The funding ratios of Swiss corporate pension funds fell to a similar level to two years ago in the last quarter of 2023, with falling discount rates, and despite positive returns.

Funding ratios stood at 119.9%, as of the end of December last year, down from 125.6% recorded at the end of September, according to WTW’s Pension Index.

The deterioration of corporate pension funds’ funding ratios was caused mainly by falling discount rates, which led to liabilities increasing by 8.7%, WTW said in its latest quarterly Swiss Pension Finance Watch.

Falling bond yields on market expectations that central banks might start cutting interest rates this year have had an impact on discount rates and corporate pension plans.

Therefore, WTW is recommending companies, particularly those reporting quarterly, to closely monitor changes in discount rates this year, more so than they have over the last two years, it said.

Adam Casey, head of corporate retirement consulting at WTW in Zurich, said: “Companies will have to accept a weakening of their balance sheet from their pension arrangements since last year due to rising liabilities.”

He added: “However, they can take relief in the fact that increases in the local pension fund coverage ratio over the last year means a reduced risk of additional contributions for underfunding now and in the future.”

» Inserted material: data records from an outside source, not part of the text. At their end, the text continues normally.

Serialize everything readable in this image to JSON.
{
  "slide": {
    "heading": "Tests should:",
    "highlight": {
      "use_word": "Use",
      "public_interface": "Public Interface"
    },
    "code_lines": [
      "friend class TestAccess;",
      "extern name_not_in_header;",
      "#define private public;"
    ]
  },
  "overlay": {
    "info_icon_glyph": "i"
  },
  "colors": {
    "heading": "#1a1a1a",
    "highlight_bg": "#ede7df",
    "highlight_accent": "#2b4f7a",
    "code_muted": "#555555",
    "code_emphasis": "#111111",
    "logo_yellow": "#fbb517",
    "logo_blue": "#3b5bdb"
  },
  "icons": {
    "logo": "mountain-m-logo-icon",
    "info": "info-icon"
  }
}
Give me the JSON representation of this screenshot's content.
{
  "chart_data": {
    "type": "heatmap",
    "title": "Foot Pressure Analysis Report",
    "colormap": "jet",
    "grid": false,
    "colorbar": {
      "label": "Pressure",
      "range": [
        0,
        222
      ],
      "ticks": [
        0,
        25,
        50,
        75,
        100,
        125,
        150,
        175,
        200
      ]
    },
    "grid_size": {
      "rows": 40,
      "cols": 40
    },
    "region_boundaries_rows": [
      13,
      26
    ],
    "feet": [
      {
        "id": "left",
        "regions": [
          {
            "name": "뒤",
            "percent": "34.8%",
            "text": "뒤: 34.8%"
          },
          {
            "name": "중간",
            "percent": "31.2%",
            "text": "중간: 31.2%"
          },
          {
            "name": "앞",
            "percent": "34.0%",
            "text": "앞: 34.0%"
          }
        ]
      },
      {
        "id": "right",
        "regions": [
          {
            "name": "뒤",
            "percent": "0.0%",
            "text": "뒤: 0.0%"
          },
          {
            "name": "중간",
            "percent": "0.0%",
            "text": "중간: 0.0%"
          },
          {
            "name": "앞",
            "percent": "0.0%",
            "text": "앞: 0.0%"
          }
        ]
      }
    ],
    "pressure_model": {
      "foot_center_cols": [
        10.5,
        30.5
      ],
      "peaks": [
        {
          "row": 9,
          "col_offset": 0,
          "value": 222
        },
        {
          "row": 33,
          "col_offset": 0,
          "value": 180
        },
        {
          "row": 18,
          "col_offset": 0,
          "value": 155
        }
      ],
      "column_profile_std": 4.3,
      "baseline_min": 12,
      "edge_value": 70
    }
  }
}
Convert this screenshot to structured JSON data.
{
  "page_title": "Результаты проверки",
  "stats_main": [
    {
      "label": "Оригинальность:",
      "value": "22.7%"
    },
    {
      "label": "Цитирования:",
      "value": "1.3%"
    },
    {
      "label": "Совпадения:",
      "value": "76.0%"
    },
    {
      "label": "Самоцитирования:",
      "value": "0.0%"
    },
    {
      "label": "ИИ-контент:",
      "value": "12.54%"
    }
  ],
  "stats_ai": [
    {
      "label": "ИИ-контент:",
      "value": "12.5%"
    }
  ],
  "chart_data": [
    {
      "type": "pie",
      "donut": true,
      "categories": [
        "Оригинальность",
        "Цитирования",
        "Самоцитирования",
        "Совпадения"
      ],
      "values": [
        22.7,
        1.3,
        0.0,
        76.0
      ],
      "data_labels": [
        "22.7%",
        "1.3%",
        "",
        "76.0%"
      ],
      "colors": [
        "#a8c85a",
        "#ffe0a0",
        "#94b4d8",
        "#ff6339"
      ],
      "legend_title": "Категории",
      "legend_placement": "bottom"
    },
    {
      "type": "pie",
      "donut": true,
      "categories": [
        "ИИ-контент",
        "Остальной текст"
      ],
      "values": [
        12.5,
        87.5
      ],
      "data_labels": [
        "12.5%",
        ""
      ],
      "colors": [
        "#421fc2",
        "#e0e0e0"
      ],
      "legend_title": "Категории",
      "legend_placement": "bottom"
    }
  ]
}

Better returns recorded last year, and a stable level of liabilities, mean, however, that corporate pension funds find themselves in a more solid position to face future challenges, WTW added. In the last quarter of last year, pension funds more than doubled returns achieved at the end of Q3, according to the WTW Pension Index.

With geopolitical risks, a recession not priced into markets, possibly flawed expectations, and still higher interest rates, WTW expects pension funds to keep their portfolios diversified, said WTW head of investment Alexandra Tischendorf.